Ischemic or hemorrhagic strokes can have a number of neurological consequences, including cognitive impairment and the eventual development of dementia.35 In addition to its effect on cerebral ischemia, treatment with ARB may improve cognitive function and dementia. The Study on Cognition and Prognosis in the Elderly has reported that antihypertensive therapy with the ARB candesartan prevents the decline of cognitive function and reduces the incidence of dementia in elderly nondemented patients.8 Recent reports have also demonstrated that valsartan improves Alzheimer's disease through mechanisms that affect β-amyloid protein neuropathology, but are independent of blood pressure-lowering activity.36 Thus, Ang II-induced astrocyte senescence may be involved in cerebral ischemic injury and age-associated neurodegenerative diseases.

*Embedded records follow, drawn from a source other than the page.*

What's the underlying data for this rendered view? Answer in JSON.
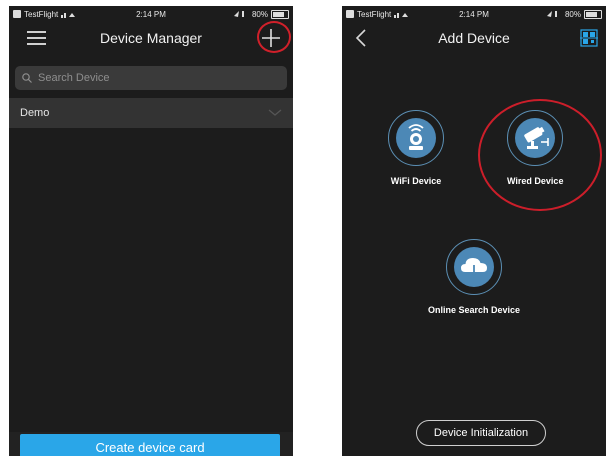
{
  "left_screen": {
    "status": {
      "carrier": "TestFlight",
      "time": "2:14 PM",
      "battery": "80%"
    },
    "title": "Device Manager",
    "search_placeholder": "Search Device",
    "group_name": "Demo",
    "create_button": "Create device card"
  },
  "right_screen": {
    "status": {
      "carrier": "TestFlight",
      "time": "2:14 PM",
      "battery": "80%"
    },
    "title": "Add Device",
    "options": {
      "wifi": "WiFi Device",
      "wired": "Wired Device",
      "online_search": "Online Search Device"
    },
    "init_button": "Device Initialization"
  },
  "colors": {
    "background": "#1c1c1c",
    "accent_blue": "#2aa6e8",
    "highlight_red": "#cc1e2a",
    "icon_circle": "#4c88b6"
  },
  "icons": [
    "menu-icon",
    "plus-icon",
    "search-icon",
    "chevron-down-icon",
    "back-chevron-icon",
    "qr-scan-icon",
    "wifi-camera-icon",
    "wired-camera-icon",
    "cloud-download-icon"
  ]
}
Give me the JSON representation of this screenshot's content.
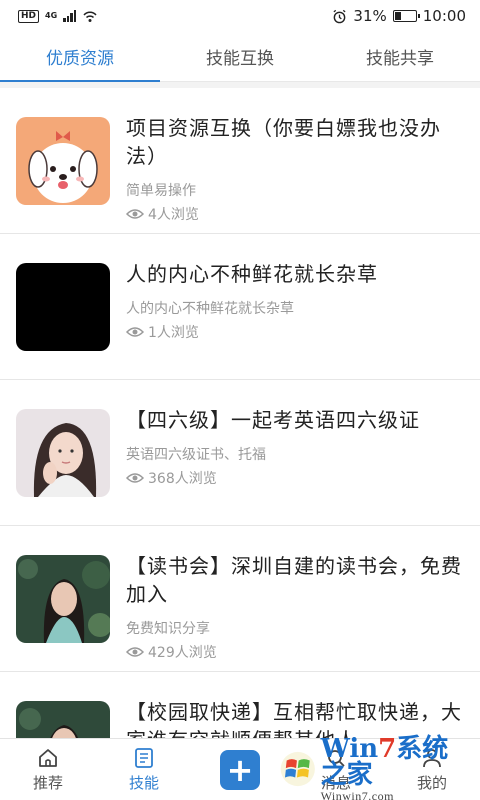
{
  "status": {
    "hd": "HD",
    "network": "4G",
    "battery_pct": "31%",
    "battery_level": 0.31,
    "time": "10:00"
  },
  "tabs": [
    {
      "label": "优质资源",
      "active": true
    },
    {
      "label": "技能互换",
      "active": false
    },
    {
      "label": "技能共享",
      "active": false
    }
  ],
  "items": [
    {
      "title": "项目资源互换（你要白嫖我也没办法）",
      "desc": "简单易操作",
      "views": "4人浏览",
      "thumb": "cartoon-dog"
    },
    {
      "title": "人的内心不种鲜花就长杂草",
      "desc": "人的内心不种鲜花就长杂草",
      "views": "1人浏览",
      "thumb": "black"
    },
    {
      "title": "【四六级】一起考英语四六级证",
      "desc": "英语四六级证书、托福",
      "views": "368人浏览",
      "thumb": "woman-portrait"
    },
    {
      "title": "【读书会】深圳自建的读书会，免费加入",
      "desc": "免费知识分享",
      "views": "429人浏览",
      "thumb": "woman-greenery"
    },
    {
      "title": "【校园取快递】互相帮忙取快递，大家谁有空就顺便帮其他人",
      "desc": "",
      "views": "",
      "thumb": "woman-greenery"
    }
  ],
  "nav": [
    {
      "label": "推荐",
      "icon": "home-icon",
      "active": false
    },
    {
      "label": "技能",
      "icon": "skill-icon",
      "active": true
    },
    {
      "label": "",
      "icon": "plus-icon",
      "active": false
    },
    {
      "label": "消息",
      "icon": "search-icon",
      "active": false
    },
    {
      "label": "我的",
      "icon": "user-icon",
      "active": false
    }
  ],
  "watermark": {
    "brand_a": "Win",
    "brand_b": "7",
    "brand_c": "系统之家",
    "url": "Winwin7.com"
  },
  "colors": {
    "accent": "#2f7fd0",
    "text": "#222222",
    "muted": "#9a9a9a"
  }
}
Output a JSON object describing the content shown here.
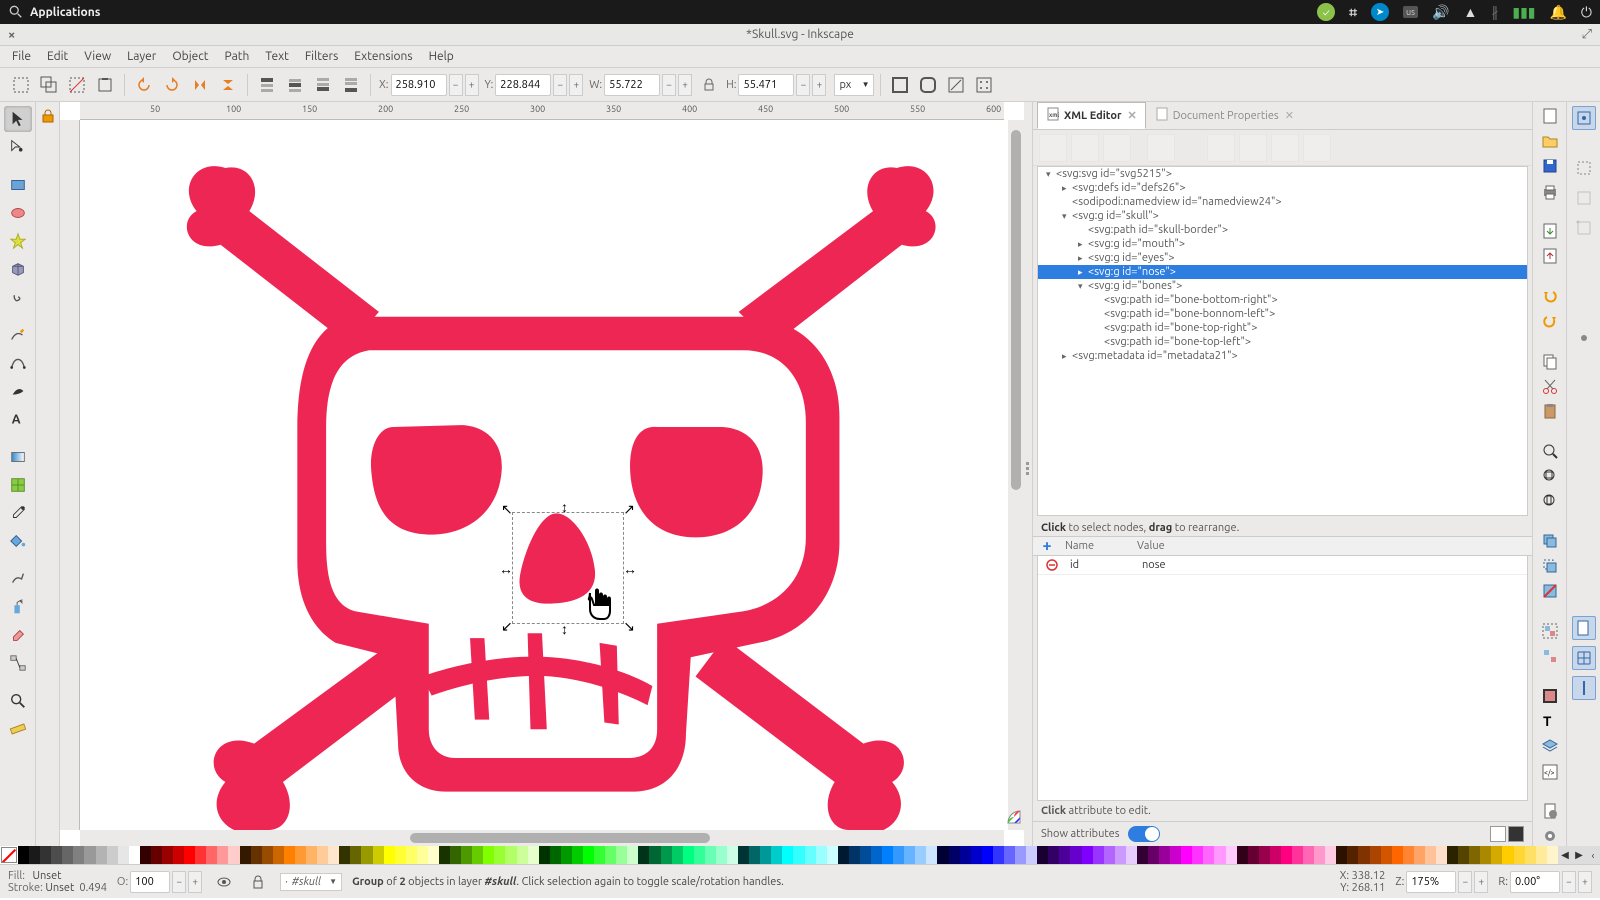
{
  "sysbar": {
    "applications": "Applications",
    "lang": "us"
  },
  "window": {
    "title": "*Skull.svg - Inkscape"
  },
  "menu": [
    "File",
    "Edit",
    "View",
    "Layer",
    "Object",
    "Path",
    "Text",
    "Filters",
    "Extensions",
    "Help"
  ],
  "coords": {
    "x_label": "X:",
    "x": "258.910",
    "y_label": "Y:",
    "y": "228.844",
    "w_label": "W:",
    "w": "55.722",
    "h_label": "H:",
    "h": "55.471",
    "unit": "px"
  },
  "ruler_ticks": [
    "50",
    "100",
    "150",
    "200",
    "250",
    "300",
    "350",
    "400",
    "450",
    "500",
    "550",
    "600"
  ],
  "dock": {
    "tab_xml": "XML Editor",
    "tab_docprops": "Document Properties",
    "tree": [
      {
        "indent": 0,
        "tri": "▾",
        "text": "<svg:svg id=\"svg5215\">",
        "sel": false
      },
      {
        "indent": 1,
        "tri": "▸",
        "text": "<svg:defs id=\"defs26\">",
        "sel": false
      },
      {
        "indent": 1,
        "tri": "",
        "text": "<sodipodi:namedview id=\"namedview24\">",
        "sel": false
      },
      {
        "indent": 1,
        "tri": "▾",
        "text": "<svg:g id=\"skull\">",
        "sel": false
      },
      {
        "indent": 2,
        "tri": "",
        "text": "<svg:path id=\"skull-border\">",
        "sel": false
      },
      {
        "indent": 2,
        "tri": "▸",
        "text": "<svg:g id=\"mouth\">",
        "sel": false
      },
      {
        "indent": 2,
        "tri": "▸",
        "text": "<svg:g id=\"eyes\">",
        "sel": false
      },
      {
        "indent": 2,
        "tri": "▸",
        "text": "<svg:g id=\"nose\">",
        "sel": true
      },
      {
        "indent": 2,
        "tri": "▾",
        "text": "<svg:g id=\"bones\">",
        "sel": false
      },
      {
        "indent": 3,
        "tri": "",
        "text": "<svg:path id=\"bone-bottom-right\">",
        "sel": false
      },
      {
        "indent": 3,
        "tri": "",
        "text": "<svg:path id=\"bone-bonnom-left\">",
        "sel": false
      },
      {
        "indent": 3,
        "tri": "",
        "text": "<svg:path id=\"bone-top-right\">",
        "sel": false
      },
      {
        "indent": 3,
        "tri": "",
        "text": "<svg:path id=\"bone-top-left\">",
        "sel": false
      },
      {
        "indent": 1,
        "tri": "▸",
        "text": "<svg:metadata id=\"metadata21\">",
        "sel": false
      }
    ],
    "hint_click": "Click",
    "hint_rest": " to select nodes, ",
    "hint_drag": "drag",
    "hint_rest2": " to rearrange.",
    "attr_name_h": "Name",
    "attr_value_h": "Value",
    "attr_name": "id",
    "attr_value": "nose",
    "hint2_click": "Click",
    "hint2_rest": " attribute to edit.",
    "show_attrs": "Show attributes"
  },
  "status": {
    "fill_l": "Fill:",
    "fill_v": "Unset",
    "stroke_l": "Stroke:",
    "stroke_v": "Unset",
    "stroke_w": "0.494",
    "o_l": "O:",
    "o_v": "100",
    "layer": "#skull",
    "msg_pre": "Group",
    "msg_of": " of ",
    "msg_n": "2",
    "msg_mid": " objects in layer ",
    "msg_layer": "#skull",
    "msg_post": ". Click selection again to toggle scale/rotation handles.",
    "pos_x_l": "X:",
    "pos_x": "338.12",
    "pos_y_l": "Y:",
    "pos_y": "268.11",
    "z_l": "Z:",
    "z_v": "175%",
    "r_l": "R:",
    "r_v": "0.00°",
    "layer_prefix": "·"
  },
  "palette_colors": [
    "#000000",
    "#1a1a1a",
    "#333333",
    "#4d4d4d",
    "#666666",
    "#808080",
    "#999999",
    "#b3b3b3",
    "#cccccc",
    "#e6e6e6",
    "#ffffff",
    "#330000",
    "#660000",
    "#990000",
    "#cc0000",
    "#ff0000",
    "#ff3333",
    "#ff6666",
    "#ff9999",
    "#ffcccc",
    "#331900",
    "#663300",
    "#994c00",
    "#cc6600",
    "#ff8000",
    "#ff9933",
    "#ffb366",
    "#ffcc99",
    "#ffe6cc",
    "#333300",
    "#666600",
    "#999900",
    "#cccc00",
    "#ffff00",
    "#ffff33",
    "#ffff66",
    "#ffff99",
    "#ffffcc",
    "#193300",
    "#336600",
    "#4c9900",
    "#66cc00",
    "#80ff00",
    "#99ff33",
    "#b3ff66",
    "#ccff99",
    "#e6ffcc",
    "#003300",
    "#006600",
    "#009900",
    "#00cc00",
    "#00ff00",
    "#33ff33",
    "#66ff66",
    "#99ff99",
    "#ccffcc",
    "#003319",
    "#006633",
    "#00994c",
    "#00cc66",
    "#00ff80",
    "#33ff99",
    "#66ffb3",
    "#99ffcc",
    "#ccffe6",
    "#003333",
    "#006666",
    "#009999",
    "#00cccc",
    "#00ffff",
    "#33ffff",
    "#66ffff",
    "#99ffff",
    "#ccffff",
    "#001933",
    "#003366",
    "#004c99",
    "#0066cc",
    "#0080ff",
    "#3399ff",
    "#66b3ff",
    "#99ccff",
    "#cce6ff",
    "#000033",
    "#000066",
    "#000099",
    "#0000cc",
    "#0000ff",
    "#3333ff",
    "#6666ff",
    "#9999ff",
    "#ccccff",
    "#190033",
    "#330066",
    "#4c0099",
    "#6600cc",
    "#8000ff",
    "#9933ff",
    "#b366ff",
    "#cc99ff",
    "#e6ccff",
    "#330033",
    "#660066",
    "#990099",
    "#cc00cc",
    "#ff00ff",
    "#ff33ff",
    "#ff66ff",
    "#ff99ff",
    "#ffccff",
    "#330019",
    "#660033",
    "#99004c",
    "#cc0066",
    "#ff0080",
    "#ff3399",
    "#ff66b3",
    "#ff99cc",
    "#ffcce6",
    "#2b1100",
    "#552200",
    "#803300",
    "#aa4400",
    "#d45500",
    "#ff6600",
    "#ff8533",
    "#ffa366",
    "#ffc299",
    "#ffe0cc",
    "#2b2200",
    "#554400",
    "#806600",
    "#aa8800",
    "#d4aa00",
    "#ffcc00",
    "#ffd633",
    "#ffe066",
    "#ffeb99",
    "#fff5cc"
  ]
}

In summary, this study demonstrates that Ang II directly induces astrocyte senescence through a superoxide production-dependent mechanism. Ang II-induced superoxide production may result, at least in part, from membranous translocation of p47phox and p67phox. Our data also indicate a role for the AT1 receptor in the Ang II-mediated production of superoxide anions and astrocyte senescence. These findings provide novel insights into the mechanisms responsible for Ang II-induced ROS production during the progression of cerebral ischemic injury and age-associated neurodegenerative diseases.